FIG. 5 is an explanatory diagram of a schematic configuration of an infrared spectrophotometer using a gas cell according to a third embodiment of the present invention.

6 is an explanatory diagram of the operation of the gas cell shown in FIG.

FIG. 7 is an explanatory diagram of a ¹³ CO ₂ abundance ratio measuring method according to an embodiment of the present invention.

FIG. 8 is an example of a second-order approximation formula obtained by the ¹³ CO ₂ abundance ratio measurement method shown in FIG. 7;

FIG. 9 is an example of a first-order approximation straight line obtained by the ¹³ CO ₂ abundance ratio measuring method shown in FIG. 7;

[Explanation of symbols]

 110 ... infrared spectrophotometer 112 ... light source 116 ... gas cell 118, 119 ... detector 120 ... CPU (control means) 137 ... body 137a ... introduction hole 137b ... outlet hole 138 ... piston (substitution means)

Claims (5)

[Claims] 1. A gas cell used for detecting characteristics of a sample gas, comprising: a main body into which the sample gas is put; an introduction hole for introducing the sample gas into the main body; A gas outlet in the main body, the gas in the main body can be forcibly exhausted to the outside from the gas outlet, and the sample gas can be forcibly sucked into the main body from the inlet. A gas cell, comprising: a possible replacement means. 2. The gas cell according to claim 1, wherein the replacement means includes a piston provided on the inner peripheral surface of the main body so as to be slidable in a direction of the inlet hole or the outlet hole. A check valve is provided to prevent the gas in the main body from flowing from the introduction hole side to the outlet hole side with the piston in between, but to prevent the gas from flowing from the outlet hole side to the introduction hole side. And a gas cell. 3. The gas cell according to claim 1, wherein said replacement means is provided in said introduction hole, said sample gas flows into said main body from said introduction hole in an open state, and said sample gas flows in said main body in a closed state.
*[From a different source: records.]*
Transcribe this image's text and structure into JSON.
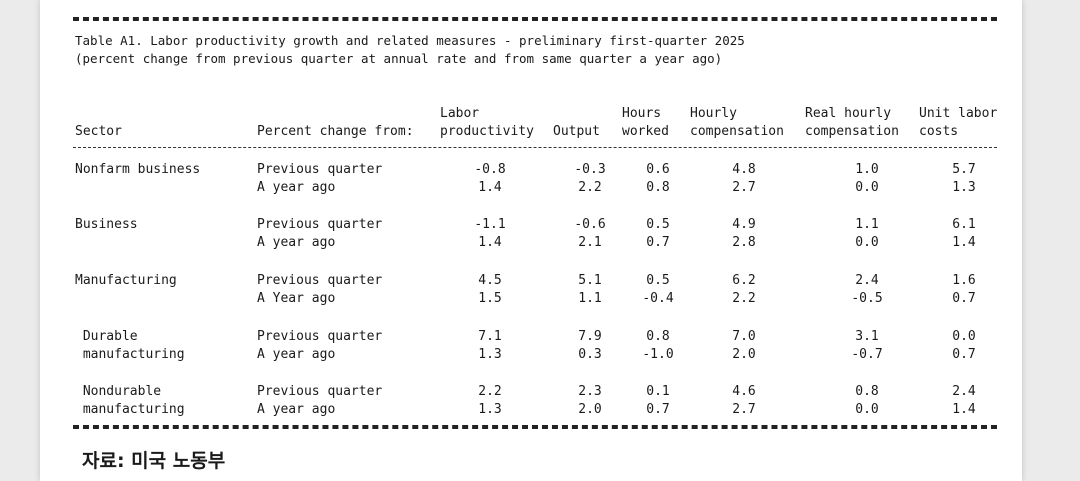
{
  "table": {
    "title_line1": "Table A1. Labor productivity growth and related measures - preliminary first-quarter 2025",
    "title_line2": "(percent change from previous quarter at annual rate and from same quarter a year ago)",
    "headers": {
      "sector": "Sector",
      "percent_change": "Percent change from:",
      "labor_productivity_1": "Labor",
      "labor_productivity_2": "productivity",
      "output": "Output",
      "hours_1": "Hours",
      "hours_2": "worked",
      "hourly_comp_1": "Hourly",
      "hourly_comp_2": "compensation",
      "real_hourly_1": "Real hourly",
      "real_hourly_2": "compensation",
      "unit_labor_1": "Unit labor",
      "unit_labor_2": "costs"
    },
    "rows": [
      {
        "sector1": "Nonfarm business",
        "sector2": "",
        "p1": "Previous quarter",
        "p2": "A year ago",
        "lp": [
          "-0.8",
          "1.4"
        ],
        "out": [
          "-0.3",
          "2.2"
        ],
        "hrs": [
          "0.6",
          "0.8"
        ],
        "hc": [
          "4.8",
          "2.7"
        ],
        "rhc": [
          "1.0",
          "0.0"
        ],
        "ulc": [
          "5.7",
          "1.3"
        ]
      },
      {
        "sector1": "Business",
        "sector2": "",
        "p1": "Previous quarter",
        "p2": "A year ago",
        "lp": [
          "-1.1",
          "1.4"
        ],
        "out": [
          "-0.6",
          "2.1"
        ],
        "hrs": [
          "0.5",
          "0.7"
        ],
        "hc": [
          "4.9",
          "2.8"
        ],
        "rhc": [
          "1.1",
          "0.0"
        ],
        "ulc": [
          "6.1",
          "1.4"
        ]
      },
      {
        "sector1": "Manufacturing",
        "sector2": "",
        "p1": "Previous quarter",
        "p2": "A Year ago",
        "lp": [
          "4.5",
          "1.5"
        ],
        "out": [
          "5.1",
          "1.1"
        ],
        "hrs": [
          "0.5",
          "-0.4"
        ],
        "hc": [
          "6.2",
          "2.2"
        ],
        "rhc": [
          "2.4",
          "-0.5"
        ],
        "ulc": [
          "1.6",
          "0.7"
        ]
      },
      {
        "sector1": " Durable",
        "sector2": " manufacturing",
        "p1": "Previous quarter",
        "p2": "A year ago",
        "lp": [
          "7.1",
          "1.3"
        ],
        "out": [
          "7.9",
          "0.3"
        ],
        "hrs": [
          "0.8",
          "-1.0"
        ],
        "hc": [
          "7.0",
          "2.0"
        ],
        "rhc": [
          "3.1",
          "-0.7"
        ],
        "ulc": [
          "0.0",
          "0.7"
        ]
      },
      {
        "sector1": " Nondurable",
        "sector2": " manufacturing",
        "p1": "Previous quarter",
        "p2": "A year ago",
        "lp": [
          "2.2",
          "1.3"
        ],
        "out": [
          "2.3",
          "2.0"
        ],
        "hrs": [
          "0.1",
          "0.7"
        ],
        "hc": [
          "4.6",
          "2.7"
        ],
        "rhc": [
          "0.8",
          "0.0"
        ],
        "ulc": [
          "2.4",
          "1.4"
        ]
      }
    ]
  },
  "source": "자료: 미국 노동부"
}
A valve capable of preventing the sample gas from flowing into the main body from the introduction hole, and a suction means provided in the outlet hole and capable of sucking the gas in the main body, By closing the valve and forcibly exhausting the gas in the main body to the outside by the suction means, the inside of the main body is brought into a negative pressure state, and in this state, the valve is opened to open the main body. A gas cell wherein a sample gas is forcibly sucked into the inside. 4. The gas cell according to claim 3, wherein the main body is provided with an outside air intake / exhaust hole, and the replacement means is configured so that the inside of the main body has the side of the introduction hole and the outlet hole and the outside air intake / exhaust hole. A gas cell comprising a film-like elastic body divided into two sides. 5. The gas cell according to claim 3, wherein when the sample gas is introduced into the main body, the valve is closed and the gas in the main body is exhausted by the suction means. Make the body under negative pressure,
In this state, the sample gas is forcibly sucked into the main body by opening the valve, and when detecting the light transmitted through the main body, the sample gas flows in the main body at a constant speed. A gas cell comprising a control means for appropriately controlling the suction force of the suction means so as to flow.